Here’s how it works, using Microsoft Visual Code as the example I tested. First, I hit up the Visual Code site using Chrome on my Pixelbook and downloaded the .deb file. Since I was in Chrome OS, the package file was saved to my Pixelbook’s Downloads folder. I navigated to the file and right clicked to see the “Install with Linux (beta)” option, which I chose.
Chrome OS then surfaces an option to Install the package, explaining what’s about to happen.
After choosing Install option, Chrome OS began to install the package directly to my Linux container and showed the progress.
Once the package is installed, the Files app lets you know. I also saw a notification in my System Tray.

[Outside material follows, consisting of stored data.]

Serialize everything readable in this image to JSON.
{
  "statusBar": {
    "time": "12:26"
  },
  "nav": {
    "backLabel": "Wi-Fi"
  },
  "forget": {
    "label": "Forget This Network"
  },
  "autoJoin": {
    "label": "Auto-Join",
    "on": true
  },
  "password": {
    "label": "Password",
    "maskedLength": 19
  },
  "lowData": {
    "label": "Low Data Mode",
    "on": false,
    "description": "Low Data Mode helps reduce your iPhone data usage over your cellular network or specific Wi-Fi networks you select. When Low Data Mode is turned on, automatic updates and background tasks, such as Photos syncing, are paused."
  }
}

In many cases (I did for this example), you’ll see a new icon for the package in the Chrome OS Launcher; click the icon and the Linux Terminal will spin up within a few seconds — if you already had it running, this should be fairly instant — and open up the newly installed Linux app.
Of course, you can still manually install Linux packages from directly within the Terminal app using the command lines. In some cases, where a .deb package download isn’t available, you’ll likely have to.
But package installations within the Chrome OS Files app is a smart move by Google because it doesn’t assume any familiarity with the Linux command line nor with any Linux package installers: Everything happens within the native Chrome OS environment from a user perspective.